Premier League champions Manchester United say Swastika-style logo is "completely inappropriate"
Manchester United have issued an unreserved apology and launched an internal investigation following the publication of a Swastika-style club logo on a weekly email sent to supporters.
The United Uncovered email, which bears the offending image, also carries the heading of New Order - a term linked to Nazism following Adolf Hitler’s call in 1941 for a European New Order - above images of several players, including Adnan Januzaj, David de Gea and Danny Welbeck.
Images of the email have caused outrage on Twitter, prompting United’s Head of Media, David Sternberg, to tweet an apology and pledge an investigation into how the publication was cleared for publication.
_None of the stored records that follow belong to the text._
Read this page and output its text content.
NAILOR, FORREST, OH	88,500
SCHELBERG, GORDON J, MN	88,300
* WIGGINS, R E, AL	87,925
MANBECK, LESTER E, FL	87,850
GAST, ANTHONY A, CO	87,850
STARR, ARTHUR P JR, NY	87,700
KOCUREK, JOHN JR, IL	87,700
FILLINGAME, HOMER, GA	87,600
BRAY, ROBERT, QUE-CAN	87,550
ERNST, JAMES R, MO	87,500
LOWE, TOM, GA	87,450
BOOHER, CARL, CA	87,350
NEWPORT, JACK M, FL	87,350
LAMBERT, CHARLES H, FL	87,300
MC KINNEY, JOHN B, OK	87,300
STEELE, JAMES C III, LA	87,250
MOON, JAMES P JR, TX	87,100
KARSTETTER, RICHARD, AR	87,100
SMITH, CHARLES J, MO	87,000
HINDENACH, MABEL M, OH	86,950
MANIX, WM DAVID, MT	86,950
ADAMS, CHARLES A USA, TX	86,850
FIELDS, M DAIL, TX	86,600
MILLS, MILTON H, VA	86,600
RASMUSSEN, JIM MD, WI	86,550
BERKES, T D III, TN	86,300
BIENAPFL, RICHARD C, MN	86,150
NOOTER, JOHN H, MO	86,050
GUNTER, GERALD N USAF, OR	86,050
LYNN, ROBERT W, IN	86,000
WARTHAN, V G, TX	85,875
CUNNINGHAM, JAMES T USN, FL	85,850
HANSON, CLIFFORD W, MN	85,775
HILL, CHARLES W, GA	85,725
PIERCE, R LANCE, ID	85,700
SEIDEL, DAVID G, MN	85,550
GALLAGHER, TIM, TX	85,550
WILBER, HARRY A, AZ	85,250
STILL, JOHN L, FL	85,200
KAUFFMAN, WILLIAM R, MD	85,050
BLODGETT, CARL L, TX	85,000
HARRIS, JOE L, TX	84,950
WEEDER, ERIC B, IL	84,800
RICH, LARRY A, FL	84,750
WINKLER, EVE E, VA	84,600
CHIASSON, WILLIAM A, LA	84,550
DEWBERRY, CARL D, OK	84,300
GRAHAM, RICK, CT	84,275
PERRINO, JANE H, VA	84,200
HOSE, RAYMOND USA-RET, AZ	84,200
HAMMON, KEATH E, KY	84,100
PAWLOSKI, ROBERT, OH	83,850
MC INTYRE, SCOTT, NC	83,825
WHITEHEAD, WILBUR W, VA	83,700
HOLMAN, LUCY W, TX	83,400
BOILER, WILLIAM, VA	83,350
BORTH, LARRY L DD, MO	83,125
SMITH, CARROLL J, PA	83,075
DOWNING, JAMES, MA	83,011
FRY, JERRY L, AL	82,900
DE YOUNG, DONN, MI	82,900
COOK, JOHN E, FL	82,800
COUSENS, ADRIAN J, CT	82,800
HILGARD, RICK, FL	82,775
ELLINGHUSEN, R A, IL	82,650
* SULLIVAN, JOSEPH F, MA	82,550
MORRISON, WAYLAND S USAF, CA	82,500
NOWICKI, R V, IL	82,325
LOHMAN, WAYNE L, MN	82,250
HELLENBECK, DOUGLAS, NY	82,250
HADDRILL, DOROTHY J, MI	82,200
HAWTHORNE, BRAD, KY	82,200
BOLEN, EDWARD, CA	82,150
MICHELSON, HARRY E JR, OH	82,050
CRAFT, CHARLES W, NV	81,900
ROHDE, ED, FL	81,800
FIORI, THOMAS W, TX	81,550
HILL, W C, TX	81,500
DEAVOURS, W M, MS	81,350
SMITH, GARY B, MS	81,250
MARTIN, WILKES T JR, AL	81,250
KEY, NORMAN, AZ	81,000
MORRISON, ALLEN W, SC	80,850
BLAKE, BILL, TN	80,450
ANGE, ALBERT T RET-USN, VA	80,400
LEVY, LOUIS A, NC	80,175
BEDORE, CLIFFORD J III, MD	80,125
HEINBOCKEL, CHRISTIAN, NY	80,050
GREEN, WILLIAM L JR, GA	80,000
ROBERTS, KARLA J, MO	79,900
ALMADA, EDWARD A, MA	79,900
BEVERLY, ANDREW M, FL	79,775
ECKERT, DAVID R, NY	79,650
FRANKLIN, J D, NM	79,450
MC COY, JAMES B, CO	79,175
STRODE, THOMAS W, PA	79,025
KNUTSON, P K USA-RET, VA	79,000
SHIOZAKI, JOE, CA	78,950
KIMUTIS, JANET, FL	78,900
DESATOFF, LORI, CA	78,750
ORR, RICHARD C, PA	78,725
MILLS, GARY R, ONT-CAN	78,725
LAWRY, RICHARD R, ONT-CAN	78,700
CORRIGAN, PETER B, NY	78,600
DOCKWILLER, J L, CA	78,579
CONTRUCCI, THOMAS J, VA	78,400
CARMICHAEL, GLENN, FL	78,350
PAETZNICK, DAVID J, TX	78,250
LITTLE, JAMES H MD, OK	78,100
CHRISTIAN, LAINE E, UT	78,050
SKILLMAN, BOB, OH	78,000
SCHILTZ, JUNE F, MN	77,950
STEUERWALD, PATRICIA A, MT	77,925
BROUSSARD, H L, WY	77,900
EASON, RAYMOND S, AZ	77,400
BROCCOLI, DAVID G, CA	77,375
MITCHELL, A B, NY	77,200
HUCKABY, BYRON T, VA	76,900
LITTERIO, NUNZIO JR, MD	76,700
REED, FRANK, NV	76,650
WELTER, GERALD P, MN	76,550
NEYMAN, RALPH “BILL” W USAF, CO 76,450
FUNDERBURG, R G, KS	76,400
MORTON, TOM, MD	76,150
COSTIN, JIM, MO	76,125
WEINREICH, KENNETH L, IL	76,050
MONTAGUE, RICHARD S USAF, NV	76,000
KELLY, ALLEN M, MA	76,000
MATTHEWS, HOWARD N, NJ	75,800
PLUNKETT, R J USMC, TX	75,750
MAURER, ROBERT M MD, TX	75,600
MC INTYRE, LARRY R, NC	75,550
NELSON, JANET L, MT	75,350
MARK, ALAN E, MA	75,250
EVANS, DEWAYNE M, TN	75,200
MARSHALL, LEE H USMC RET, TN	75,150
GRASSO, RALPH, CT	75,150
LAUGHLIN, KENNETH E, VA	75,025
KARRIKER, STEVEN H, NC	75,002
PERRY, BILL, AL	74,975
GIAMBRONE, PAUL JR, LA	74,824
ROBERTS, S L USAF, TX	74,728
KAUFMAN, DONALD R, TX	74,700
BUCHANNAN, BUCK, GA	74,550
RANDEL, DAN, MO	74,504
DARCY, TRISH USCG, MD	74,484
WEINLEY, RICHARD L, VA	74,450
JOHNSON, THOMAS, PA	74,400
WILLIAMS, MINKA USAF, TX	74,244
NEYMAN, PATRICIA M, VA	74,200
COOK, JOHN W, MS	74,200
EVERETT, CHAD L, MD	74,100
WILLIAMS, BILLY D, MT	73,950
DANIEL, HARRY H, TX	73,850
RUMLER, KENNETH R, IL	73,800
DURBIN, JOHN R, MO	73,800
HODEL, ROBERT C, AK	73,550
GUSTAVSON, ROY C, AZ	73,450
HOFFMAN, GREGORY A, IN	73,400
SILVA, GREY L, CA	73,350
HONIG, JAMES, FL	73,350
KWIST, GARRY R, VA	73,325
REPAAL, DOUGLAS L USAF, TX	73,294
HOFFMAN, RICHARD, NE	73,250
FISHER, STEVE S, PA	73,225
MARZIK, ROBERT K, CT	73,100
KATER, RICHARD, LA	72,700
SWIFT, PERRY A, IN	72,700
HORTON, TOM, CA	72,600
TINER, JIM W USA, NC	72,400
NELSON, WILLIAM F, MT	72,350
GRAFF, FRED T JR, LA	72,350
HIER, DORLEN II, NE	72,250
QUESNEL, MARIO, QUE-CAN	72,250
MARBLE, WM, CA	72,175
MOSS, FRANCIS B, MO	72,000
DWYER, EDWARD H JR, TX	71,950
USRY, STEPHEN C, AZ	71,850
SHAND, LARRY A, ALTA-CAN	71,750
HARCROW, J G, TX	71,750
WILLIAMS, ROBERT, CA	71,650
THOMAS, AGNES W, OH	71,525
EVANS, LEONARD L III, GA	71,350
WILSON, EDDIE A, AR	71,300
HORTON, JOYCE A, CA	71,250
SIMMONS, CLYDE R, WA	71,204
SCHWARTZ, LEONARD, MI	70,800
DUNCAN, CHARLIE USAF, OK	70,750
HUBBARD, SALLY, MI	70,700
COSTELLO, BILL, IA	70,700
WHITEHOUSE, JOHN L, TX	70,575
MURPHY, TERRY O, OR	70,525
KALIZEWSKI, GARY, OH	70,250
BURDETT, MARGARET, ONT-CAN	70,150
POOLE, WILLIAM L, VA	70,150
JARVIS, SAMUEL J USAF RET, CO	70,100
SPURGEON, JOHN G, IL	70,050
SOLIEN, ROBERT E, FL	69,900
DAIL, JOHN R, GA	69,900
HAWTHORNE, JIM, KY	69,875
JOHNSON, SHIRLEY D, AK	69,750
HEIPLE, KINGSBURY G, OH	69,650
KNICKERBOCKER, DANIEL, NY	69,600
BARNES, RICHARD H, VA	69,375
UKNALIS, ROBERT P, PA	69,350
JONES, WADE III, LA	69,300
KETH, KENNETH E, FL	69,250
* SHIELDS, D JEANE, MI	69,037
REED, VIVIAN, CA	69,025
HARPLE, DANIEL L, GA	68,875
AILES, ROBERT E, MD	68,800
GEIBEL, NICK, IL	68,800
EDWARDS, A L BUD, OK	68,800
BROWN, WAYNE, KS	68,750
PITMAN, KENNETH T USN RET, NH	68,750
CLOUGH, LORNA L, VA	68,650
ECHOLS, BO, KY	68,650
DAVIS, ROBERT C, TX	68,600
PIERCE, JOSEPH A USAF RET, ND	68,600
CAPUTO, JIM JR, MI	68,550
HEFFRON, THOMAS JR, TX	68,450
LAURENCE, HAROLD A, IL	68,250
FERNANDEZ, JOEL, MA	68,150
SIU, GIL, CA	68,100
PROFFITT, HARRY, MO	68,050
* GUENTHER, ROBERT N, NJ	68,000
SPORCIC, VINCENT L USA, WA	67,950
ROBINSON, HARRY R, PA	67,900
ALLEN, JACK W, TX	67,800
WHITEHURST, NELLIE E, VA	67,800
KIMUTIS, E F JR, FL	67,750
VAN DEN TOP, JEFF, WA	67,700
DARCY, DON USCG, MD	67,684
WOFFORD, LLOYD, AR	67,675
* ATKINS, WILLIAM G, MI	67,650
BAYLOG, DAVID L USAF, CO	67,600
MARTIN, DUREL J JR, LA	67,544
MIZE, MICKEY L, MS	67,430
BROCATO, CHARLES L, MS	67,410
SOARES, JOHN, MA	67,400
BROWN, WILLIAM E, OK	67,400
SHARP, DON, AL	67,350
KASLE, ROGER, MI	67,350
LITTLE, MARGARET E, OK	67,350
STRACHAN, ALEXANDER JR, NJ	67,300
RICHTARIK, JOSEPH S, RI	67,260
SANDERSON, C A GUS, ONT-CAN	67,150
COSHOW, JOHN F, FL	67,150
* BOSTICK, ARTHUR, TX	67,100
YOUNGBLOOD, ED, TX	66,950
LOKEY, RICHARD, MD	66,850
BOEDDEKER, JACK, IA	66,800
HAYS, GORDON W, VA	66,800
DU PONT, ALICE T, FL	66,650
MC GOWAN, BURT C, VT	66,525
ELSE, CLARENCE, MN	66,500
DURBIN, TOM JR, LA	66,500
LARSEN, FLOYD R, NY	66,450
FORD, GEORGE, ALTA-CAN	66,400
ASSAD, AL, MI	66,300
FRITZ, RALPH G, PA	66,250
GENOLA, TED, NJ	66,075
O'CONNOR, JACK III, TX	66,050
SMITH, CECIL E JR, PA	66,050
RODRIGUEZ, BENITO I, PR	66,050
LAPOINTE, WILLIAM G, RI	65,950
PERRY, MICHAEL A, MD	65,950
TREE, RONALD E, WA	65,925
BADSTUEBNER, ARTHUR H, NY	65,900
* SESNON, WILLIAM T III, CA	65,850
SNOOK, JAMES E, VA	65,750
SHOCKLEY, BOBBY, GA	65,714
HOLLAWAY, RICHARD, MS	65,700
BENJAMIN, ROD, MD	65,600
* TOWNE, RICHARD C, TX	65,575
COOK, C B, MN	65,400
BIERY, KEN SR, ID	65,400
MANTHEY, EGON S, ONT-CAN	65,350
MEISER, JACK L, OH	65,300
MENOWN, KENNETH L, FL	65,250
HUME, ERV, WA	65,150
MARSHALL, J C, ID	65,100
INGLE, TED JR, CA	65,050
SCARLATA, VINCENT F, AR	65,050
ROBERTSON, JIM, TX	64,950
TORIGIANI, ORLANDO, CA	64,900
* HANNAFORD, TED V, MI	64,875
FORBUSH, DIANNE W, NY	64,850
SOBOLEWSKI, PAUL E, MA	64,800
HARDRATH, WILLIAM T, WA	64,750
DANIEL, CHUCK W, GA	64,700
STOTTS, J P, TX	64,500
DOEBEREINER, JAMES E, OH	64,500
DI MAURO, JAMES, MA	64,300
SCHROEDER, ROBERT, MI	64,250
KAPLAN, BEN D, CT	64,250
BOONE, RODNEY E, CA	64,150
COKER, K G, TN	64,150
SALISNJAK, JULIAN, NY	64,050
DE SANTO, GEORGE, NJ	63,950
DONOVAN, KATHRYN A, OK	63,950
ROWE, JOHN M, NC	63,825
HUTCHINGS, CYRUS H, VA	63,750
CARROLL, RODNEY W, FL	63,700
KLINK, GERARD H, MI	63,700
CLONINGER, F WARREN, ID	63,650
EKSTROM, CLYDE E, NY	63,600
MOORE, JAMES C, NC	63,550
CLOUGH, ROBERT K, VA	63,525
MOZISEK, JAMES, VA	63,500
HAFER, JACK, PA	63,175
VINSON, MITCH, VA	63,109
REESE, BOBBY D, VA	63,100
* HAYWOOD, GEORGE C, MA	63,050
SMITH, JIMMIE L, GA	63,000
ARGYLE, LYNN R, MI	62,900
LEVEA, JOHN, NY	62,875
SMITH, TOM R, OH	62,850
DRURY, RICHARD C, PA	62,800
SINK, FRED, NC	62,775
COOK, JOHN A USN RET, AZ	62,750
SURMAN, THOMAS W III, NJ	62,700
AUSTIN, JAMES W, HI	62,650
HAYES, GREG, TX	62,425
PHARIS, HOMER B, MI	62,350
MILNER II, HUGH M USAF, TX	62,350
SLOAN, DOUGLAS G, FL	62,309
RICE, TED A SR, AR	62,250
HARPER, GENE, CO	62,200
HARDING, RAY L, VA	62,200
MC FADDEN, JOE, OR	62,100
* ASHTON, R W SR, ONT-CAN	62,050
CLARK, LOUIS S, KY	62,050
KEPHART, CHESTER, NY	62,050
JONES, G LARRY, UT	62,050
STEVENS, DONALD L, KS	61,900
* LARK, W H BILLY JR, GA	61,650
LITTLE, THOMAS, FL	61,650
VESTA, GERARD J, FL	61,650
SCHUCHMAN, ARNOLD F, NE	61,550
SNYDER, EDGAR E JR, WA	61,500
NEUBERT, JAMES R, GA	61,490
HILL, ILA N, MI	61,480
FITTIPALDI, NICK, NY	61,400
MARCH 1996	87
Sternberg tweeted: "The creative is completely inappropriate; we apologise unreservedly and are taking appropriate internal action."
When contacted by supporters demanding to know why the image had been distributed, Sternberg tweeted: "That's what is being investigated - obviously it shouldn't have."
United are understood to have taken action to prevent further distribution the United Uncovered email, with senior figures at Old Trafford taken aback by the incident.
Australian goalkeeper Mark Bosnich is the most high-profile footballer to have become embroiled in a Nazism furore after being fined £1,000 for delivering a Nazi salute to Tottenham Hotspur supporters during a Premier League game for Aston Villa at White Hart Lane in 1996.
Tottenham, a club with a sizeable Jewish following, have also been at the centre of a campaign this season to eradicate the ‘Yids’ chant among their supporters.
The term ‘Yid’ is regarded as a derogatory reference to Jewish people, but some Tottenham supporters claim to use the chant having ‘reclaimed’ the insult in an act of defiance.